Some clergy hold up the bread because the congregation are watching for a glimpse of Jesus. This moment becomes a focal point in the service when the faithful show the reverence and devotion they would show to Christ himself if he were physically present. Others hold up the bread to show the congregation what they are becoming. Just as ordinary bread becomes the Body of Christ, so ordinary people are becoming the Body of Christ—the Church.
Receiving and becoming the Body of Christ is a great privilege for us, but it also comes with a great responsibility. By elevating the consecrated bread, holding it up for the people to see, the priest is also showing them what they must do. Our encounter with Christ is not limited to an hour in church on Sunday. What happens next? We are dismissed, sent out into the world, to show Jesus to the world, just as he has been shown to us.
This is the heart of mission, and it’s something particularly worth remembering at this time of year. We have just come out of the Christmas season, with its emphasis on God taking human flesh and becoming like us.
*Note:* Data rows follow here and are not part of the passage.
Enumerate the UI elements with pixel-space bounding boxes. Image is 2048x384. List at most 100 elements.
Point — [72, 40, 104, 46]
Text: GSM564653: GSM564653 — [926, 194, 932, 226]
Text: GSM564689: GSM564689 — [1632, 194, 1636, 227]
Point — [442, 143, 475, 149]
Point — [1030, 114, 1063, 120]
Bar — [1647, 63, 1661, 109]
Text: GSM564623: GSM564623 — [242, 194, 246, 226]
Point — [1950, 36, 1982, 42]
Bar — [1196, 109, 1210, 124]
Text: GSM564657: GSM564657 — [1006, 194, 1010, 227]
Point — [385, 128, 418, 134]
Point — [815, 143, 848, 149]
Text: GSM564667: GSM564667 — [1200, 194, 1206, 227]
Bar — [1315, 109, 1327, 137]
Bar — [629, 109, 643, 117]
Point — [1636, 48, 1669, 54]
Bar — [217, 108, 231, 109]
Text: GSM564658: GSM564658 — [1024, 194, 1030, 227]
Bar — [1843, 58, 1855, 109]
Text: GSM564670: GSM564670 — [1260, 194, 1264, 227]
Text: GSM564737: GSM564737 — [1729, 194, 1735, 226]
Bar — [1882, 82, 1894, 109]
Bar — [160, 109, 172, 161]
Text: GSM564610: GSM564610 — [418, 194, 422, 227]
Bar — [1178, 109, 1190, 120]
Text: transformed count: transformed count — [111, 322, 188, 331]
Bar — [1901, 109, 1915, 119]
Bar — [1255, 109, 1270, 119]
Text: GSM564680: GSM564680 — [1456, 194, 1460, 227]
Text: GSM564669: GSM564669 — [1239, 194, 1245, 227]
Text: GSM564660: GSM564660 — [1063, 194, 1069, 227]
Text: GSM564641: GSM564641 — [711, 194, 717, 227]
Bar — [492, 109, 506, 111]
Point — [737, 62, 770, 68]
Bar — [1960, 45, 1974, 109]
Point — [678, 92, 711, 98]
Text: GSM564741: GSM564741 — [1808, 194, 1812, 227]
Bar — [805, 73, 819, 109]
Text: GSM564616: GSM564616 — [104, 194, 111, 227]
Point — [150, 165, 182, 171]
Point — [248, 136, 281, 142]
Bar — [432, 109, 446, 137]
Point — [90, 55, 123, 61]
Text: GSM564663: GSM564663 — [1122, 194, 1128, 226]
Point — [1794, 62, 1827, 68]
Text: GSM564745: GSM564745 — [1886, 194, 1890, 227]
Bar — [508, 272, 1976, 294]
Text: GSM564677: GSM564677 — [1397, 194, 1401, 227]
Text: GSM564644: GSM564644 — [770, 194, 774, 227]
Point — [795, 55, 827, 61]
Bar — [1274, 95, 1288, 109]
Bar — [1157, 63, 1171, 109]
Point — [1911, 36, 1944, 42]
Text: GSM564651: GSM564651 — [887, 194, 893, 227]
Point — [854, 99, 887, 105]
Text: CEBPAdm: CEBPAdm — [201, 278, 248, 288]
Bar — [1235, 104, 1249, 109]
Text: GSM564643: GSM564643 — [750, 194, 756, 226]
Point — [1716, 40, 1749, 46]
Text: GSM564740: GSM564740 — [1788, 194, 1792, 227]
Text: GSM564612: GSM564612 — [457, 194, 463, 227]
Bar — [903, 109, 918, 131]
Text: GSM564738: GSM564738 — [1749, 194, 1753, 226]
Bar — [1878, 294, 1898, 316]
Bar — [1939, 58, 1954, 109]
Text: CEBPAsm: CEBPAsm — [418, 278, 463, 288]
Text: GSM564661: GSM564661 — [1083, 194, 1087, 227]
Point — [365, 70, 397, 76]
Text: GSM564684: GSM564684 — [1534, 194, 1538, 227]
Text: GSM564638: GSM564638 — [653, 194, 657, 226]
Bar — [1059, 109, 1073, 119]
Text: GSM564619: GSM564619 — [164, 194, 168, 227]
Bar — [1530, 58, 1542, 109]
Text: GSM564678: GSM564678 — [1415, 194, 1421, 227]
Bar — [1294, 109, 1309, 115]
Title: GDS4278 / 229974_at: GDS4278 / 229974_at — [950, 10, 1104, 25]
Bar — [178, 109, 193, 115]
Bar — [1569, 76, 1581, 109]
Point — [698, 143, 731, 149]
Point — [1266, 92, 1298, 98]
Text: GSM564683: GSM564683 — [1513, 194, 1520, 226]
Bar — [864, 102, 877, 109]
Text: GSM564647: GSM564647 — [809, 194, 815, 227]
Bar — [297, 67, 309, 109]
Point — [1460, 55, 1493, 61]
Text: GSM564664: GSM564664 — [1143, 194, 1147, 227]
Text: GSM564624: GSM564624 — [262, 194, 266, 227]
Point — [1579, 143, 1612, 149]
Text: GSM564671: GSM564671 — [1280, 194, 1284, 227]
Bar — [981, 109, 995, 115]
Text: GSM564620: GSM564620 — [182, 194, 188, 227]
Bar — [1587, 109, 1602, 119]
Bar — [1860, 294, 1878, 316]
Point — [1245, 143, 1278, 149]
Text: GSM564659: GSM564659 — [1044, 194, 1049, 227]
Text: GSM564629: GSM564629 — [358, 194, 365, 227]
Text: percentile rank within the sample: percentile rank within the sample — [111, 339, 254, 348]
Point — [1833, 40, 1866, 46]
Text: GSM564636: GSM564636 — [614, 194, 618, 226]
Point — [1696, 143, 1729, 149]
January takes us into the season of Epiphany, when the Gospel lessons, especially in the early weeks, focus on Jesus making himself known to the world. We hear the story of the coming of the Magi, and then of Christ’s baptism in the River Jordan and the voice from heaven that proclaims him to be God’s Son. We see the first sign that he performs at the wedding in Cana. We see him making himself known in the synagogue at Capernaum, and telling his first disciples to let down their nets for a catch. The theme builds to a climax on the last Sunday after Epiphany, when we see him transfigured, speaking to Moses and Elijah in dazzling white clothing. All these stories are the stories of Christ being revealed to the world, and as we leave our churches on Sunday morning, we are stepping out into the mission that God calls us to share.
‘As the Father has sent me, so I send you,’ says Jesus. When we proclaim the good news that we have heard, or make disciples, or care for those in need, or challenge injustice and corruption, or care for the world that has been put into our care, we are carrying on the work that Christ began. There is a story in John’s Gospel of a group of Greeks who have arrived in Jerusalem, and come to Jesus’ disciples saying ‘We want to see Jesus.’ For some people, all they know of Jesus will be what they see and hear from us. When people look to us, will they see signs of lives transformed? How are we holding Christ up for the world to see?